La Sra. Kim se rió suavemente y le dio una palmadita en el brazo a Jungkook. —¡Ay, deja que disfruten primero! Ya no es como en nuestra época. Ya tendrán hijos cuando estén preparados. Además, ¡aún son muy jóvenes!

Somin asintió mientras le acariciaba los pies a Soo.

Justo entonces regresó Jimin con un plato de comida. —Hola, tía —saludó con respeto. La mujer le devolvió el saludo con un gesto cariñoso.

Antes de que nadie pudiera decir nada más, una voz conocida interrumpió la charla.

—¡Mamá! ¡Aquí estás! —gritó Jennie, la nuera mayor. Se acercaba con una mezcla de alivio y cansancio, cargando a un bebé de ocho meses que no paraba de moverse. —Mamá, ¿podrías darle de comer a Jae por mí? Mia me ha tenido loca todo el día.
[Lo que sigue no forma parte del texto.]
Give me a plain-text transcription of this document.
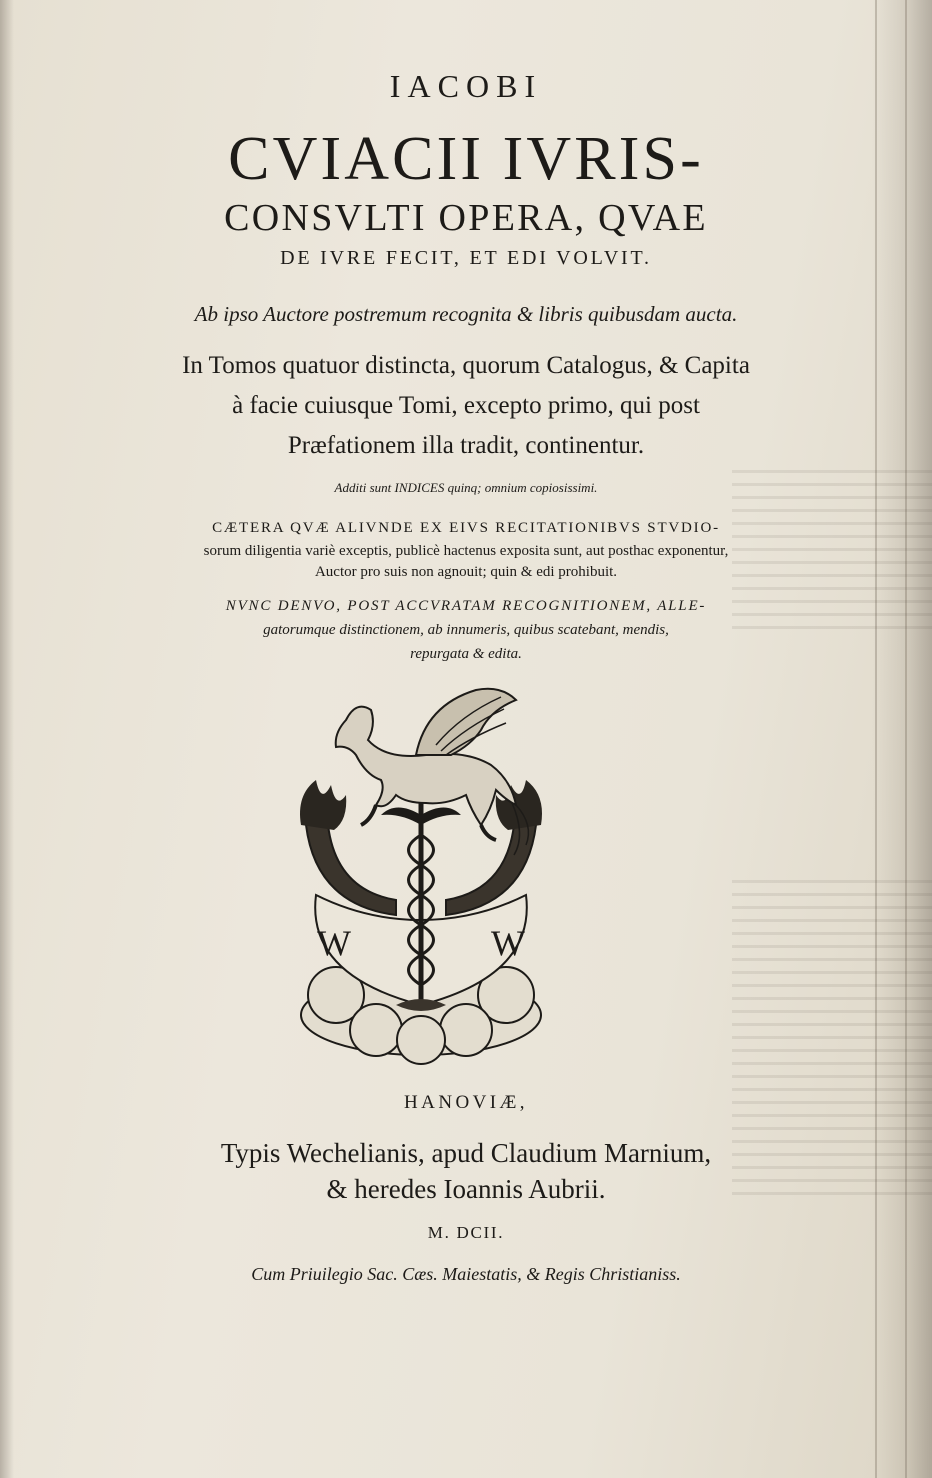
IACOBI
CVIACII IVRIS-
CONSVLTI OPERA, QVAE
DE IVRE FECIT, ET EDI VOLVIT.
Ab ipso Auctore postremum recognita & libris quibusdam aucta.
In Tomos quatuor distincta, quorum Catalogus, & Capita
à facie cuiusque Tomi, excepto primo, qui post
Præfationem illa tradit, continentur.
Additi sunt INDICES quinq; omnium copiosissimi.
CÆTERA QVÆ ALIVNDE EX EIVS RECITATIONIBVS STVDIO-
sorum diligentia variè exceptis, publicè hactenus exposita sunt, aut posthac exponentur,
Auctor pro suis non agnouit; quin & edi prohibuit.
NVNC DENVO, POST ACCVRATAM RECOGNITIONEM, ALLE-
gatorumque distinctionem, ab innumeris, quibus scatebant, mendis,
repurgata & edita.
W	W
HANOVIÆ,
Typis Wechelianis, apud Claudium Marnium,
& heredes Ioannis Aubrii.
M. DCII.
Cum Priuilegio Sac. Cæs. Maiestatis, & Regis Christianiss.
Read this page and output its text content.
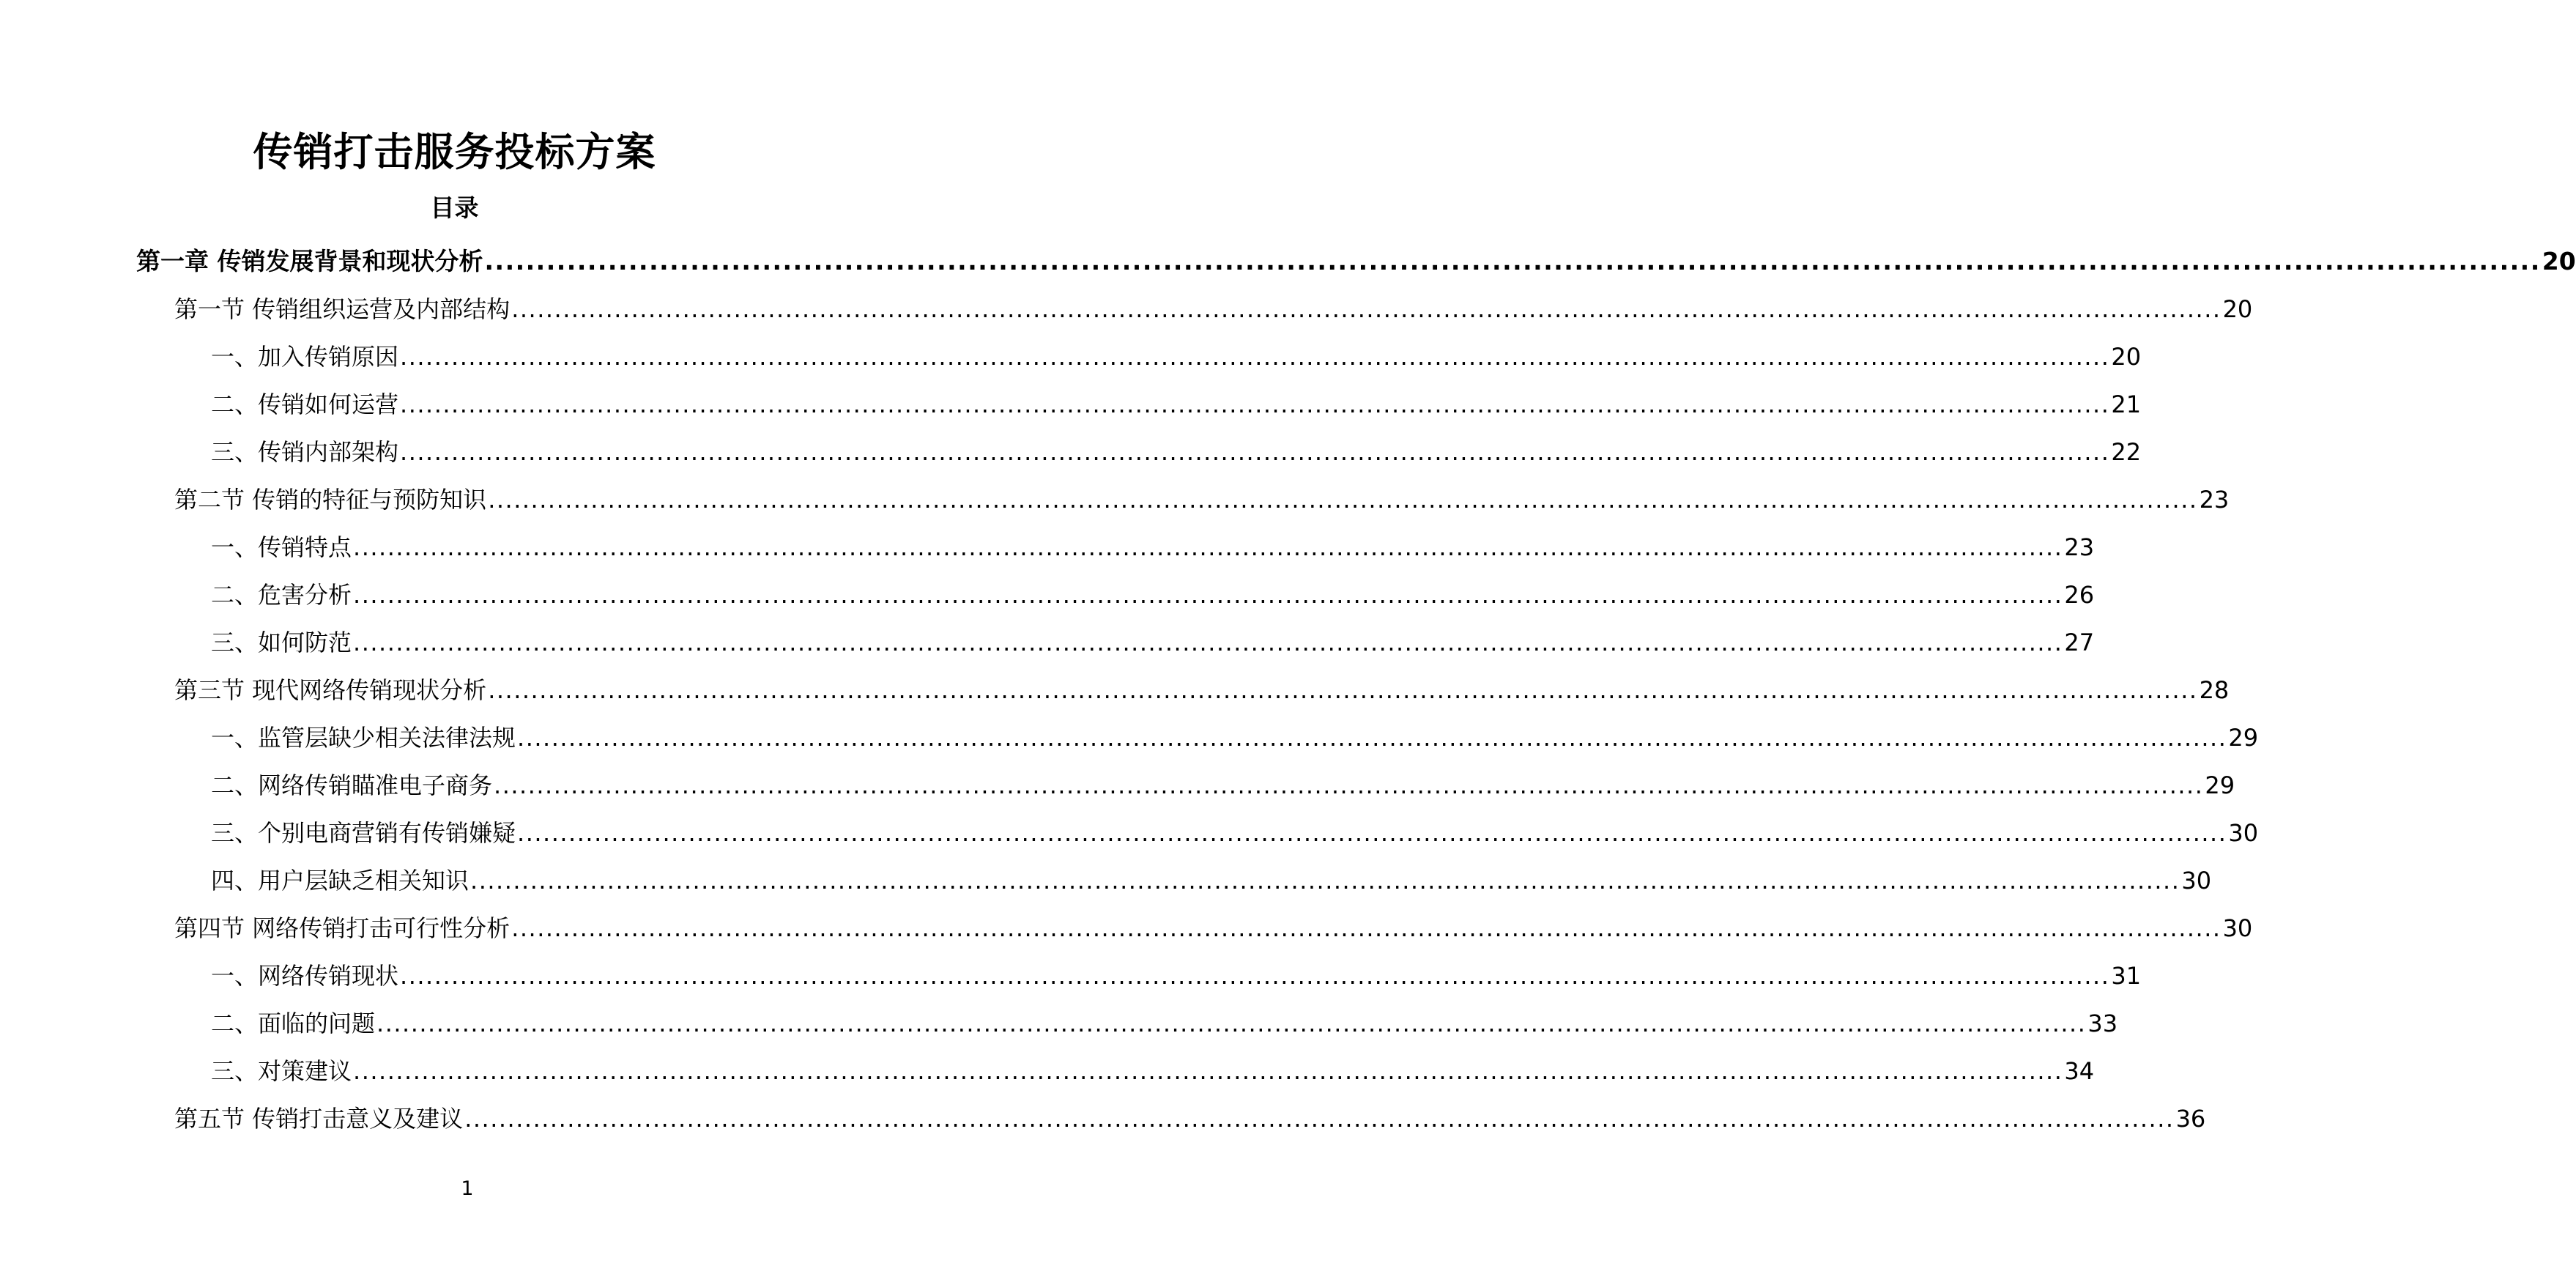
传销打击服务投标方案
目录
第一章 传销发展背景和现状分析 ........................................................................................................................................................................................................ 20
第一节 传销组织运营及内部结构 ........................................................................................................................................................................................................ 20
一、加入传销原因 ........................................................................................................................................................................................................ 20
二、传销如何运营 ........................................................................................................................................................................................................ 21
三、传销内部架构 ........................................................................................................................................................................................................ 22
第二节 传销的特征与预防知识 ........................................................................................................................................................................................................ 23
一、传销特点 ........................................................................................................................................................................................................ 23
二、危害分析 ........................................................................................................................................................................................................ 26
三、如何防范 ........................................................................................................................................................................................................ 27
第三节 现代网络传销现状分析 ........................................................................................................................................................................................................ 28
一、监管层缺少相关法律法规 ........................................................................................................................................................................................................ 29
二、网络传销瞄准电子商务 ........................................................................................................................................................................................................ 29
三、个别电商营销有传销嫌疑 ........................................................................................................................................................................................................ 30
四、用户层缺乏相关知识 ........................................................................................................................................................................................................ 30
第四节 网络传销打击可行性分析 ........................................................................................................................................................................................................ 30
一、网络传销现状 ........................................................................................................................................................................................................ 31
二、面临的问题 ........................................................................................................................................................................................................ 33
三、对策建议 ........................................................................................................................................................................................................ 34
第五节 传销打击意义及建议 ........................................................................................................................................................................................................ 36
1
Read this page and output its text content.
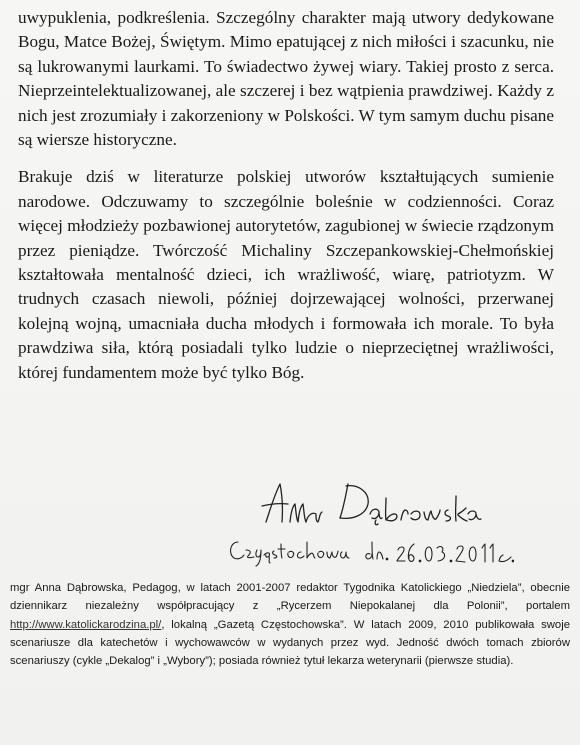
uwypuklenia, podkreślenia. Szczególny charakter mają utwory dedykowane Bogu, Matce Bożej, Świętym. Mimo epatującej z nich miłości i szacunku, nie są lukrowanymi laurkami. To świadectwo żywej wiary. Takiej prosto z serca. Nieprzeintelektualizowanej, ale szczerej i bez wątpienia prawdziwej. Każdy z nich jest zrozumiały i zakorzeniony w Polskości. W tym samym duchu pisane są wiersze historyczne.

Brakuje dziś w literaturze polskiej utworów kształtujących sumienie narodowe. Odczuwamy to szczególnie boleśnie w codzienności. Coraz więcej młodzieży pozbawionej autorytetów, zagubionej w świecie rządzonym przez pieniądze. Twórczość Michaliny Szczepankowskiej-Chełmońskiej kształtowała mentalność dzieci, ich wrażliwość, wiarę, patriotyzm. W trudnych czasach niewoli, później dojrzewającej wolności, przerwanej kolejną wojną, umacniała ducha młodych i formowała ich morale. To była prawdziwa siła, którą posiadali tylko ludzie o nieprzeciętnej wrażliwości, której fundamentem może być tylko Bóg.

mgr Anna Dąbrowska, Pedagog, w latach 2001-2007 redaktor Tygodnika Katolickiego „Niedziela”, obecnie dziennikarz niezależny współpracujący z „Rycerzem Niepokalanej dla Polonii”, portalem http://www.katolickarodzina.pl/, lokalną „Gazetą Częstochowska”. W latach 2009, 2010 publikowała swoje scenariusze dla katechetów i wychowawców w wydanych przez wyd. Jedność dwóch tomach zbiorów scenariuszy (cykle „Dekalog” i „Wybory”); posiada również tytuł lekarza weterynarii (pierwsze studia).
La cara de la Sra. Kim se iluminó de puro amor. —Claro que sí, cariño. Dámelo —dijo cogiendo al niño.

Jennie suspiró agradecida al soltar a Jae. Se puso la mano libre sobre su barriga, que ya estaba bastante redondeada. En la otra mano llevaba un trozo de pastel, un pequeño capricho en medio de la ajetreada tarde.

—Ay, Jennie, cielo, de verdad que deberías tomártelo con más calma —le dijo Somin tocándole el brazo con tono maternal.

Jennie soltó una risita cansada. —Me encantaría, tía, de verdad. Pero es que Jae y Mia no me dan tregua, y con este que viene en camino... uf, mejor ni hablamos. —Se dio unas palmaditas cariñosas en la barriga.

—Jajaja. ¿Pero dónde está Mia? —preguntó la Sra. Kim mientras ya empezaba a mecer a Jae.

—Está dentro de la mansión con la abuela —respondió Jennie sentándose al lado de Jungkook y Jimin, que la miraban sonriendo.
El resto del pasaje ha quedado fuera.